Puluhan Aktivis Lakukan Aksi Global Climate Strike

MEDAN | kliksumut.com Puluhan aktivis dan mahasiswa berkumpul di titik Nol Kota Medan melaksanakan aksi damai Global Climate Strike (Gerakan iklim global), Jum’at (23/9/2022). Gerakan iklim global berlangsung serentak di seluruh dunia, bermula dari gerakan Greta Thunberg. Di Indonesia sendiri bernama “Jeda Untuk Iklim” yang pertama kali berlangsung di tahun 2019. Tema Global Climate Strike yang diangkat kali ini adalah Elit Makin Kuat, Rakyat Sekarat.

“Maka dari itu, tujuan aksi Global Climate Strike ini adalah untuk mendorong negara – negara G20, terutama Pemerintah Indonesia agar, pertama: Menuntut demokratisasi energy yang berkelanjutan dan dikelola oleh rakyar Indonesia. Kedua Mendorong Pemerintah untuk segera melakukan tindakan kongkrit mencapai Kesepakatan Paris dalam membatasi kenaikan suhu global sampai di angka 1,5º Celsius. Ketiga: Mendesak pemerintah meninggalkan energy fossil yang berkontribusi pada perubahan iklim di Indonesia. Kempat: Mendorong Pemerintah focus kepada memberikan pendanaan pada energy terbarukan yang ramah lingkungan untuk mempercepat transisi energy yang berkeadilan dan terakhir kelima: Mendorong terwujudnya kesepakatan-kesepakatan global yang membawa Indonesia keluar dari ketergantungan energi fosil yang menjadi penyebab terbesar krisis iklim,” sebut Aji Surya Abdi dari Yayasan Srikandi Lestari bersama Rimba Zaid dari Fossil Free Sumut, Cia dari XR Medan, Lusty Ro Malau dari Perempuan Hari Ini, Rianda Purba dari Walhi Sumut dan Mhd Alinafia Matondang, LBH Medan.

BACA JUGA: DPRD Sumut Dukung Aksi Buruh, Kirim Surat Ke Jokowi Batalkan Kenaikan BBM

Merujuk penelitian yang di terbitkan oleh lembaga riset asal Swiss tahun 2021, perubahan iklim memberikan kerugian perekonomian bagi Indonesia, kehilangan 10 % dari total nilai ekonominya apabila kesepakatan Paris 2050 tidak terpenuhi. Padahal pemerintah Indonesia telah berkomitmen untuk memerangi perubahan iklim melalui Paris Agreement dimana pengurangan 29 % emisi CO2 dengan upaya sendiri dan mengurangi 41 % dengan dukungan internasional pada tahun 2030,” jelas Aji Surya Abdi dari Yayasan Srikandi Lestari bersama Rimba Zaid dari Fossil Free Sumut, Cia dari XR Medan, Lusty Ro Malau dari Perempuan Hari Ini, Rianda Purba dari Walhi Sumut dan Mhd Alinafia Matondang, LBH Medan.

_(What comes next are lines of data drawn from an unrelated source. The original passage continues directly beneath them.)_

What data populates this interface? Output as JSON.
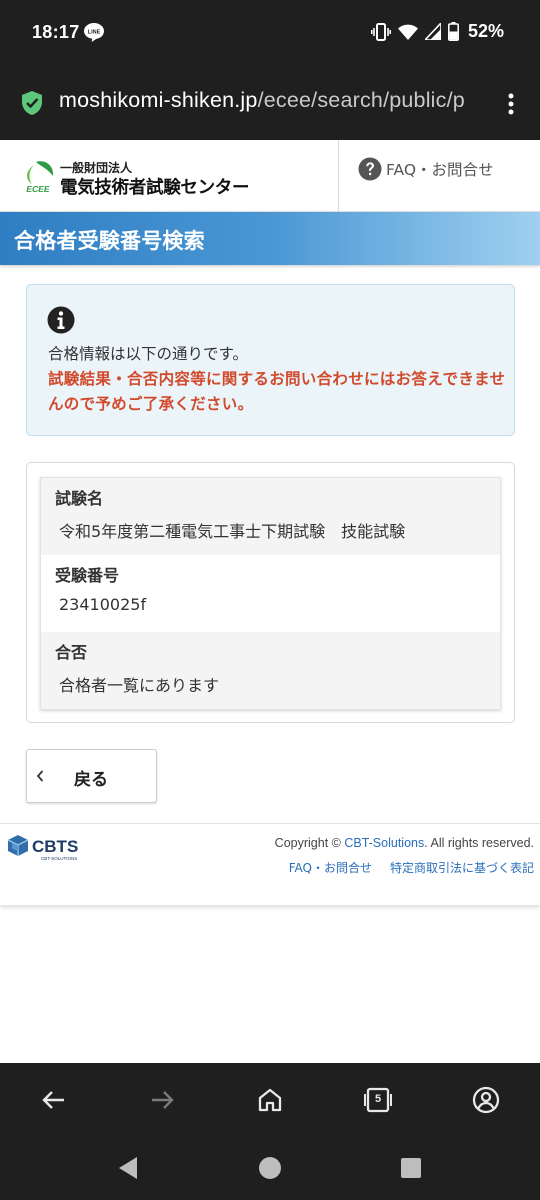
{
  "status_bar": {
    "time": "18:17",
    "battery": "52%",
    "icons": [
      "line-icon",
      "vibrate-icon",
      "wifi-icon",
      "signal-icon",
      "battery-icon"
    ]
  },
  "browser": {
    "url_host": "moshikomi-shiken.jp",
    "url_path": "/ecee/search/public/p",
    "tab_count": "5",
    "toolbar_icons": [
      "back-arrow-icon",
      "forward-arrow-icon",
      "home-icon",
      "tabs-icon",
      "account-icon"
    ]
  },
  "header": {
    "org_sub": "一般財団法人",
    "org_name": "電気技術者試験センター",
    "logo_text": "ECEE",
    "faq_label": "FAQ・お問合せ"
  },
  "page": {
    "title": "合格者受験番号検索"
  },
  "alert": {
    "text": "合格情報は以下の通りです。",
    "warning": "試験結果・合否内容等に関するお問い合わせにはお答えできませんので予めご了承ください。"
  },
  "result": {
    "rows": [
      {
        "label": "試験名",
        "value": "令和5年度第二種電気工事士下期試験　技能試験"
      },
      {
        "label": "受験番号",
        "value": "23410025f"
      },
      {
        "label": "合否",
        "value": "合格者一覧にあります"
      }
    ]
  },
  "back_button": {
    "label": "戻る"
  },
  "footer": {
    "logo_text": "CBTS",
    "logo_sub": "CBT-SOLUTIONS",
    "copyright_prefix": "Copyright © ",
    "copyright_link": "CBT-Solutions",
    "copyright_suffix": ". All rights reserved.",
    "links": [
      "FAQ・お問合せ",
      "特定商取引法に基づく表記"
    ]
  },
  "colors": {
    "brand_blue": "#2f7ec3",
    "warning_red": "#d24a2c",
    "link_blue": "#2a6ebb",
    "alert_bg": "#eaf4f9"
  }
}
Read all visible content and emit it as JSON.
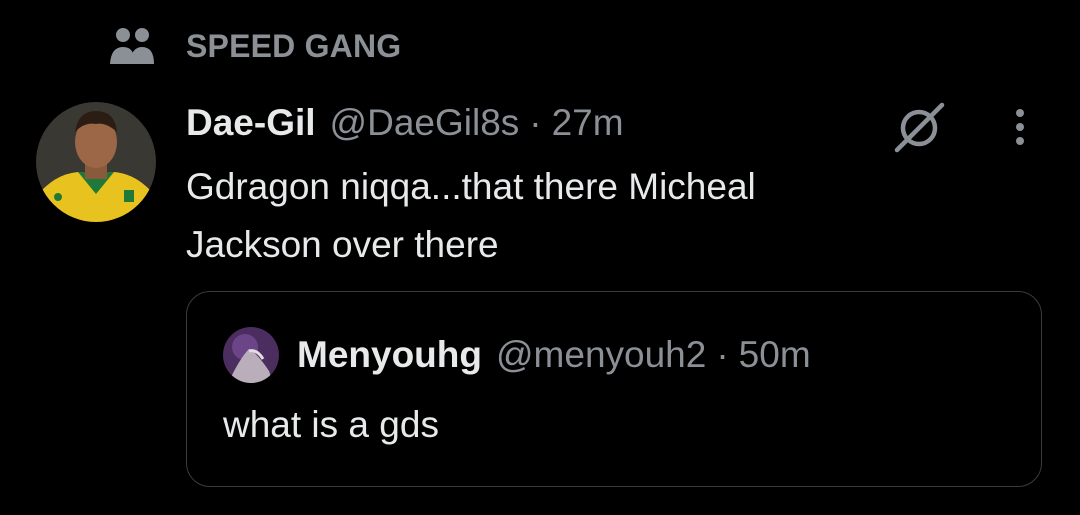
{
  "context": {
    "icon": "community-icon",
    "label": "SPEED GANG"
  },
  "tweet": {
    "author_name": "Dae-Gil",
    "author_handle": "@DaeGil8s",
    "separator": "·",
    "time": "27m",
    "text_line1": "Gdragon niqqa...that there Micheal",
    "text_line2": "Jackson over there",
    "icons": [
      "grok-icon",
      "more-vertical-icon"
    ]
  },
  "quote": {
    "author_name": "Menyouhg",
    "author_handle": "@menyouh2",
    "separator": "·",
    "time": "50m",
    "text": "what is a gds"
  },
  "colors": {
    "background": "#000000",
    "primary_text": "#e7e9ea",
    "secondary_text": "#8b9096",
    "border": "#373c41"
  }
}
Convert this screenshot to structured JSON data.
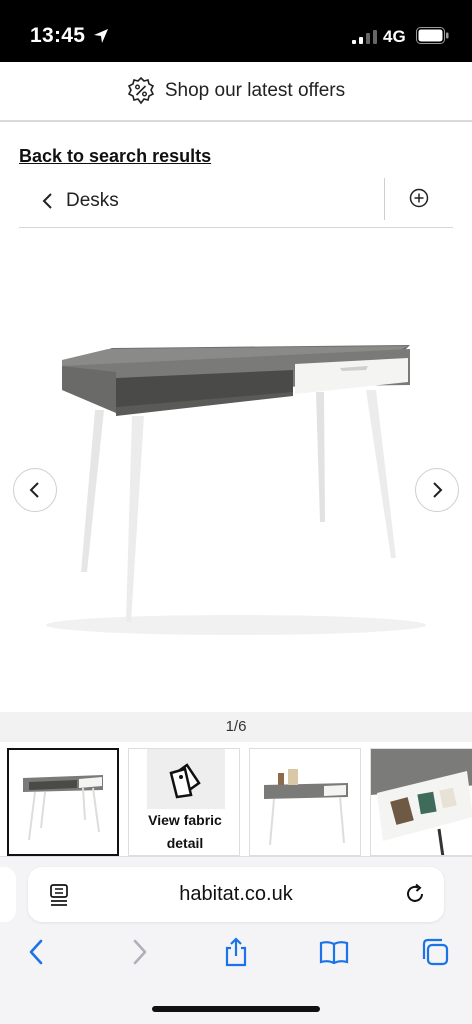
{
  "status_bar": {
    "time": "13:45",
    "network": "4G"
  },
  "offers": {
    "label": "Shop our latest offers"
  },
  "back_link": "Back to search results",
  "breadcrumb": {
    "label": "Desks"
  },
  "gallery": {
    "counter": "1/6"
  },
  "thumbnails": {
    "fabric_label": "View fabric detail"
  },
  "browser": {
    "url": "habitat.co.uk"
  },
  "colors": {
    "desk_top": "#7a7a78",
    "drawer": "#f4f4f2",
    "legs": "#ececec",
    "ios_blue": "#1a73e8"
  }
}
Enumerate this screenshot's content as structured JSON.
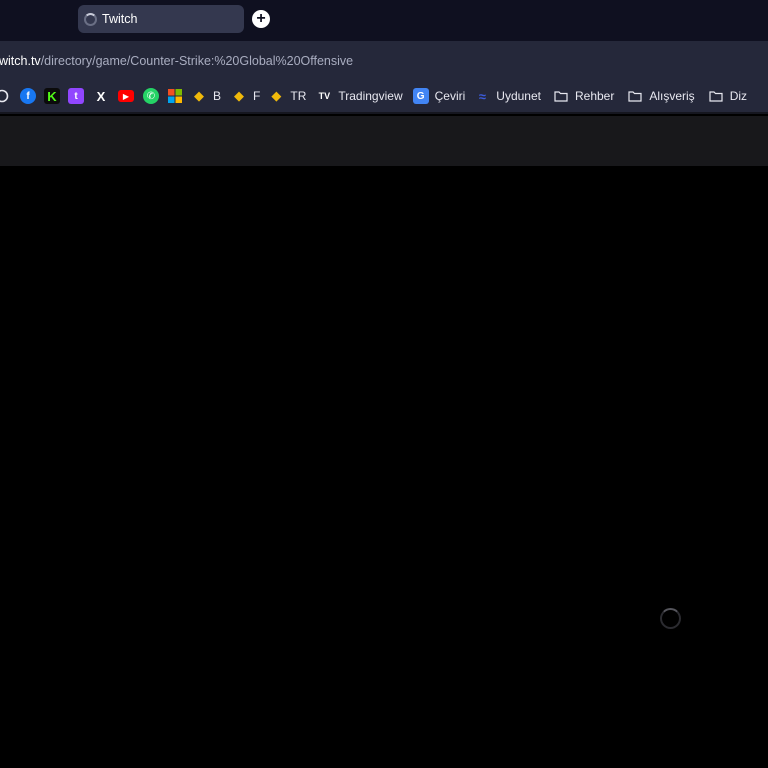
{
  "tab": {
    "title": "Twitch",
    "new_tab_symbol": "+"
  },
  "address": {
    "host": "witch.tv",
    "path": "/directory/game/Counter-Strike:%20Global%20Offensive"
  },
  "bookmarks": [
    {
      "name": "partial-icon",
      "label": "",
      "icon": "circle",
      "color": "#e8e8f0"
    },
    {
      "name": "facebook",
      "label": "",
      "icon": "f",
      "color": "#1877f2"
    },
    {
      "name": "kick",
      "label": "",
      "icon": "K",
      "color": "#53fc18"
    },
    {
      "name": "twitch",
      "label": "",
      "icon": "t",
      "color": "#9146ff"
    },
    {
      "name": "x",
      "label": "",
      "icon": "X",
      "color": "#ffffff"
    },
    {
      "name": "youtube",
      "label": "",
      "icon": "▶",
      "color": "#ff0000"
    },
    {
      "name": "whatsapp",
      "label": "",
      "icon": "✆",
      "color": "#25d366"
    },
    {
      "name": "microsoft",
      "label": "",
      "icon": "ms",
      "color": "#f25022"
    },
    {
      "name": "binance-b",
      "label": "B",
      "icon": "◆",
      "color": "#f0b90b"
    },
    {
      "name": "binance-f",
      "label": "F",
      "icon": "◆",
      "color": "#f0b90b"
    },
    {
      "name": "binance-tr",
      "label": "TR",
      "icon": "◆",
      "color": "#f0b90b"
    },
    {
      "name": "tradingview",
      "label": "Tradingview",
      "icon": "TV",
      "color": "#ffffff"
    },
    {
      "name": "ceviri",
      "label": "Çeviri",
      "icon": "G",
      "color": "#4285f4"
    },
    {
      "name": "uydunet",
      "label": "Uydunet",
      "icon": "≈",
      "color": "#3b5bdb"
    },
    {
      "name": "folder-rehber",
      "label": "Rehber",
      "icon": "folder",
      "color": "#e8e8f0"
    },
    {
      "name": "folder-alisveris",
      "label": "Alışveriş",
      "icon": "folder",
      "color": "#e8e8f0"
    },
    {
      "name": "folder-diz",
      "label": "Diz",
      "icon": "folder",
      "color": "#e8e8f0"
    }
  ],
  "colors": {
    "tabstrip": "#0f1020",
    "toolbar": "#25283a",
    "page": "#000000"
  }
}
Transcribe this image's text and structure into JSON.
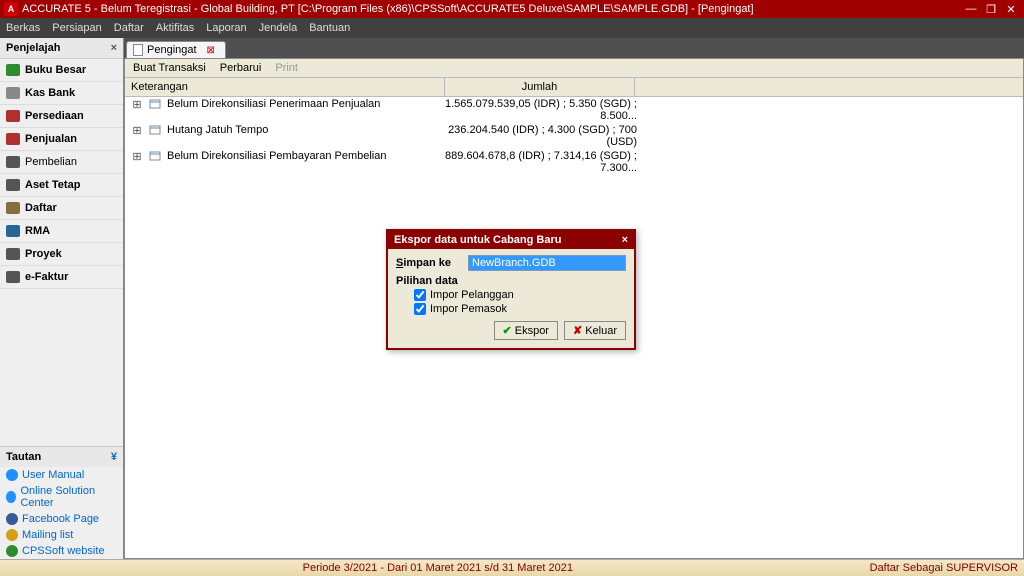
{
  "titlebar": {
    "app_icon": "A",
    "text": "ACCURATE 5  - Belum Teregistrasi - Global Building, PT  [C:\\Program Files (x86)\\CPSSoft\\ACCURATE5 Deluxe\\SAMPLE\\SAMPLE.GDB] - [Pengingat]"
  },
  "menubar": {
    "items": [
      "Berkas",
      "Persiapan",
      "Daftar",
      "Aktifitas",
      "Laporan",
      "Jendela",
      "Bantuan"
    ]
  },
  "sidebar": {
    "header": "Penjelajah",
    "items": [
      {
        "label": "Buku Besar",
        "bold": true,
        "color": "#2e8b2e"
      },
      {
        "label": "Kas Bank",
        "bold": true,
        "color": "#888"
      },
      {
        "label": "Persediaan",
        "bold": true,
        "color": "#b03030"
      },
      {
        "label": "Penjualan",
        "bold": true,
        "color": "#b03030"
      },
      {
        "label": "Pembelian",
        "bold": false,
        "color": "#555"
      },
      {
        "label": "Aset Tetap",
        "bold": true,
        "color": "#555"
      },
      {
        "label": "Daftar",
        "bold": true,
        "color": "#8a6d3b"
      },
      {
        "label": "RMA",
        "bold": true,
        "color": "#2a6496"
      },
      {
        "label": "Proyek",
        "bold": true,
        "color": "#555"
      },
      {
        "label": "e-Faktur",
        "bold": true,
        "color": "#555"
      }
    ],
    "tautan_header": "Tautan",
    "links": [
      {
        "label": "User Manual",
        "icon": "help"
      },
      {
        "label": "Online Solution Center",
        "icon": "help"
      },
      {
        "label": "Facebook Page",
        "icon": "fb"
      },
      {
        "label": "Mailing list",
        "icon": "mail"
      },
      {
        "label": "CPSSoft website",
        "icon": "web"
      }
    ]
  },
  "tab": {
    "label": "Pengingat"
  },
  "doc_toolbar": {
    "buat": "Buat Transaksi",
    "perbarui": "Perbarui",
    "print": "Print"
  },
  "grid": {
    "col_desc": "Keterangan",
    "col_amt": "Jumlah",
    "rows": [
      {
        "desc": "Belum Direkonsiliasi Penerimaan Penjualan",
        "amt": "1.565.079.539,05 (IDR) ; 5.350 (SGD) ; 8.500..."
      },
      {
        "desc": "Hutang Jatuh Tempo",
        "amt": "236.204.540 (IDR) ; 4.300 (SGD) ; 700 (USD)"
      },
      {
        "desc": "Belum Direkonsiliasi Pembayaran Pembelian",
        "amt": "889.604.678,8 (IDR) ; 7.314,16 (SGD) ; 7.300..."
      }
    ]
  },
  "dialog": {
    "title": "Ekspor data untuk Cabang Baru",
    "simpan_label": "Simpan ke",
    "simpan_value": "NewBranch.GDB",
    "pilihan_label": "Pilihan data",
    "chk1": "Impor Pelanggan",
    "chk2": "Impor Pemasok",
    "ekspor": "Ekspor",
    "keluar": "Keluar"
  },
  "statusbar": {
    "period": "Periode 3/2021 - Dari 01 Maret 2021 s/d 31 Maret 2021",
    "user": "Daftar Sebagai SUPERVISOR"
  }
}
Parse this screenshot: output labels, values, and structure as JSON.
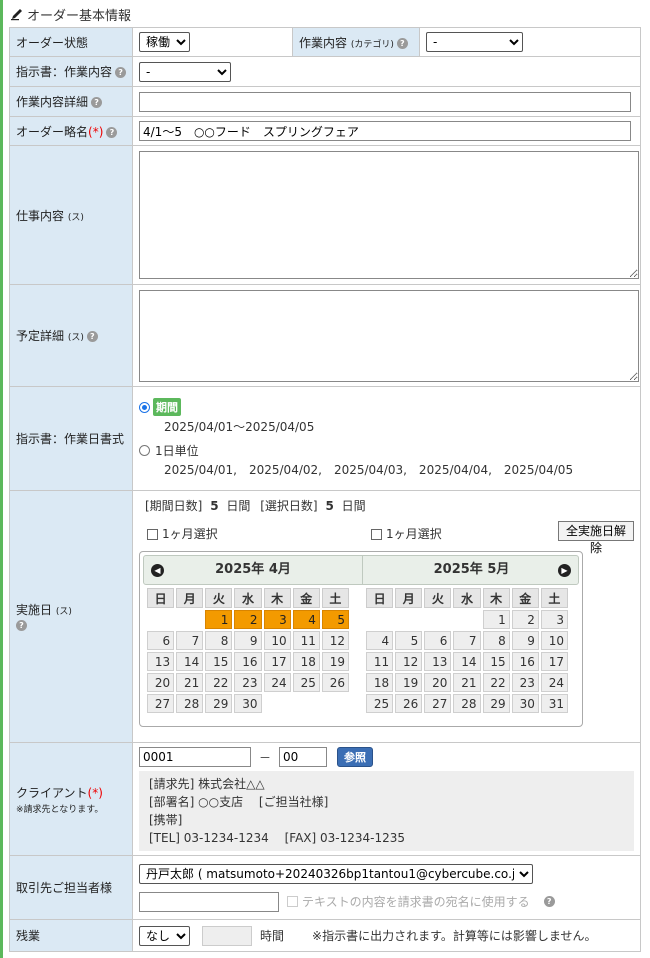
{
  "section": {
    "title": "オーダー基本情報"
  },
  "order_status": {
    "label": "オーダー状態",
    "value": "稼働"
  },
  "work_content": {
    "label": "作業内容",
    "sub": "(カテゴリ)",
    "value": "-"
  },
  "instruction_work": {
    "label": "指示書：作業内容",
    "value": "-"
  },
  "work_detail": {
    "label": "作業内容詳細",
    "value": ""
  },
  "order_abbr": {
    "label": "オーダー略名",
    "req": "(*)",
    "value": "4/1～5　○○フード　スプリングフェア"
  },
  "job_content": {
    "label": "仕事内容",
    "sub": "(ス)"
  },
  "plan_detail": {
    "label": "予定詳細",
    "sub": "(ス)"
  },
  "date_format": {
    "label": "指示書：作業日書式",
    "opt1_label": "期間",
    "opt1_text": "2025/04/01～2025/04/05",
    "opt2_label": "1日単位",
    "opt2_text": "2025/04/01,　2025/04/02,　2025/04/03,　2025/04/04,　2025/04/05"
  },
  "exec_date": {
    "label": "実施日",
    "sub": "(ス)",
    "period_label": "[期間日数]",
    "period_num": "5",
    "period_unit": "日間",
    "sel_label": "[選択日数]",
    "sel_num": "5",
    "sel_unit": "日間",
    "month_select": "1ヶ月選択",
    "clear_btn": "全実施日解除"
  },
  "calendar": {
    "weekdays": [
      "日",
      "月",
      "火",
      "水",
      "木",
      "金",
      "土"
    ],
    "months": [
      {
        "title": "2025年 4月",
        "weeks": [
          [
            "",
            "",
            "1",
            "2",
            "3",
            "4",
            "5"
          ],
          [
            "6",
            "7",
            "8",
            "9",
            "10",
            "11",
            "12"
          ],
          [
            "13",
            "14",
            "15",
            "16",
            "17",
            "18",
            "19"
          ],
          [
            "20",
            "21",
            "22",
            "23",
            "24",
            "25",
            "26"
          ],
          [
            "27",
            "28",
            "29",
            "30",
            "",
            "",
            ""
          ]
        ],
        "selected": [
          "1",
          "2",
          "3",
          "4",
          "5"
        ]
      },
      {
        "title": "2025年 5月",
        "weeks": [
          [
            "",
            "",
            "",
            "",
            "1",
            "2",
            "3"
          ],
          [
            "4",
            "5",
            "6",
            "7",
            "8",
            "9",
            "10"
          ],
          [
            "11",
            "12",
            "13",
            "14",
            "15",
            "16",
            "17"
          ],
          [
            "18",
            "19",
            "20",
            "21",
            "22",
            "23",
            "24"
          ],
          [
            "25",
            "26",
            "27",
            "28",
            "29",
            "30",
            "31"
          ]
        ],
        "selected": []
      }
    ]
  },
  "client": {
    "label": "クライアント",
    "req": "(*)",
    "note": "※請求先となります。",
    "code1": "0001",
    "dash": "－",
    "code2": "00",
    "ref_btn": "参照",
    "lines": [
      "[請求先] 株式会社△△",
      "[部署名] ○○支店　 [ご担当社様]",
      "[携帯]",
      "[TEL] 03-1234-1234　 [FAX] 03-1234-1235"
    ]
  },
  "contact": {
    "label": "取引先ご担当者様",
    "value": "丹戸太郎 ( matsumoto+20240326bp1tantou1@cybercube.co.jp)",
    "text_value": "",
    "use_label": "テキストの内容を請求書の宛名に使用する"
  },
  "overtime": {
    "label": "残業",
    "value": "なし",
    "unit": "時間",
    "note": "※指示書に出力されます。計算等には影響しません。"
  }
}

Aji Surya juga menambahkan bahwa Paris Agreement adalah sebuah traktat internasional tentang mitigasi, adaptasi dan keuangan perubahan iklim pada tahun 2015. Persetujuan ini mengawal negaranegara untuk mengurangkan emisi karbon dioksida dan gas rumah kaca lain untuk membatasi pemanasan global kepada cukup di bawah 2,0 derajat Celsius.

“Perubahan cuaca seperti kekeringan, banjir, badai, dan kenaikan permukaan air laut yang berpotensi mengakibatkan kerugian finansial yang besar, rantai pasokan Nasional dan Internasional akan tergangu akibat tekanan Inflasi, Indonesia diperkirakan berpotensi memiliki kerugian ekonomi akibat krisis iklim mencapai 112,2 triliun pada tahun 2023,” ungkap Aji Surya.

Bahkan Aji Surya menilai dan menutup bahwa data Badan Meteorologi, Klimatologi dan Geofisika, mencatat kawasan Indonesia mengalami peningkatan suhu dalam kisaran 1 °C dan dapat bertambah mencapai 3 °C di akhir abad ini. Peningkatan 1 derajat Celcius berdampak cuaca ekstrem seperti siklon tropis, hujan ekstrem, angin kencang/puting beliung, gelombang tinggi, yang dapat memicu banjir, banjir bandang, tanah longsor dan bencana hidrometeorologi lainnya. BNPB menghitung ada 90% dari 5,400 bencana hidrometeorologis, tahun 2021 menghatam dari seluruh masyarakat Indonesia ini akibat krisis iklim.